Tuesday, May 19, 2015

Postcard 1: Hello from Seaford + nerd culture

Greetings from Seaford. We have a pond outside and are wondering what to do with the garden, but really enjoying it here. You should come over some time once all the boxes are out the way.

Did you see Simon Pegg's post on the marketisation of nerd culture? I think you'd enjoy it - goes into some of the stuff we talked about before.

Oh, and I finished that book you lent me years ago. Will return it next time we see you.

Saturday, May 09, 2015

Sending the tao via tinyletter

Sign up here


I've been thinking about playing with Tinyletter for a while, and finally found time to have a look following moving house (more on that soon?) and generally having no idea.

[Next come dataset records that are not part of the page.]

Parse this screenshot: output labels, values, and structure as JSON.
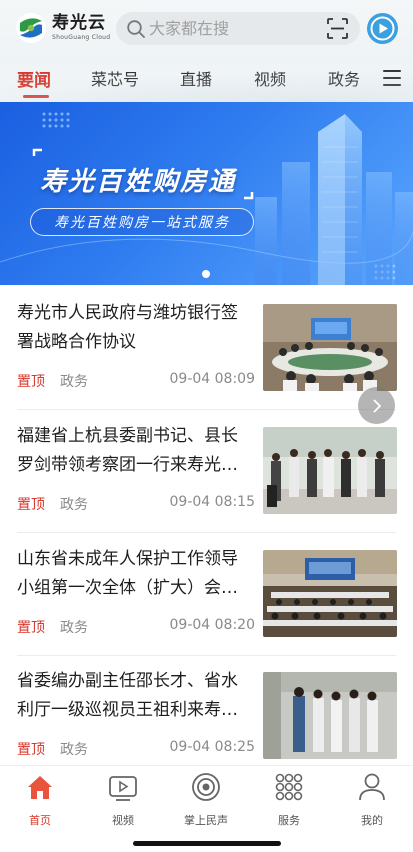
{
  "header": {
    "logo_cn": "寿光云",
    "logo_en": "ShouGuang Cloud",
    "search_placeholder": "大家都在搜"
  },
  "tabs": [
    {
      "label": "要闻",
      "active": true
    },
    {
      "label": "菜芯号",
      "active": false
    },
    {
      "label": "直播",
      "active": false
    },
    {
      "label": "视频",
      "active": false
    },
    {
      "label": "政务",
      "active": false
    }
  ],
  "banner": {
    "title": "寿光百姓购房通",
    "subtitle": "寿光百姓购房一站式服务"
  },
  "news": [
    {
      "title": "寿光市人民政府与潍坊银行签署战略合作协议",
      "pin": "置顶",
      "category": "政务",
      "time": "09-04 08:09"
    },
    {
      "title": "福建省上杭县委副书记、县长罗剑带领考察团一行来寿光考察",
      "pin": "置顶",
      "category": "政务",
      "time": "09-04 08:15"
    },
    {
      "title": "山东省未成年人保护工作领导小组第一次全体（扩大）会议召开",
      "pin": "置顶",
      "category": "政务",
      "time": "09-04 08:20"
    },
    {
      "title": "省委编办副主任邵长才、省水利厅一级巡视员王祖利来寿光调研",
      "pin": "置顶",
      "category": "政务",
      "time": "09-04 08:25"
    }
  ],
  "bottom_nav": [
    {
      "label": "首页",
      "icon": "home-icon",
      "active": true
    },
    {
      "label": "视频",
      "icon": "video-icon",
      "active": false
    },
    {
      "label": "掌上民声",
      "icon": "voice-icon",
      "active": false
    },
    {
      "label": "服务",
      "icon": "grid-icon",
      "active": false
    },
    {
      "label": "我的",
      "icon": "user-icon",
      "active": false
    }
  ],
  "colors": {
    "accent": "#d9372b",
    "banner": "#2f7cf0"
  }
}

Here is Grey and White Pebbles then - short, infrequent emails capturing a slice of something I can only call taoism for convenience, but (hopefully) without too much of the dubious western fetishism that seems to go along with it. Partly long-form haiku, partly verbose photo montage, but mostly reflecting my own observations on the coincidences and forces of stuff, taking things like Lao Tzu, Chuang Tzu, and the I Ching as a guide, yadda yadda yadda.

I'm enjoying the form for now - there's a simple, achievable mileage in aiming for a triptych-style approach. There's enough text to get my teeth into, but not so much that I can't complete it on my new commute. It'd be great to collate every 10 posts into a book or print-out or something. (Partly inspired by James' new postal experiments.)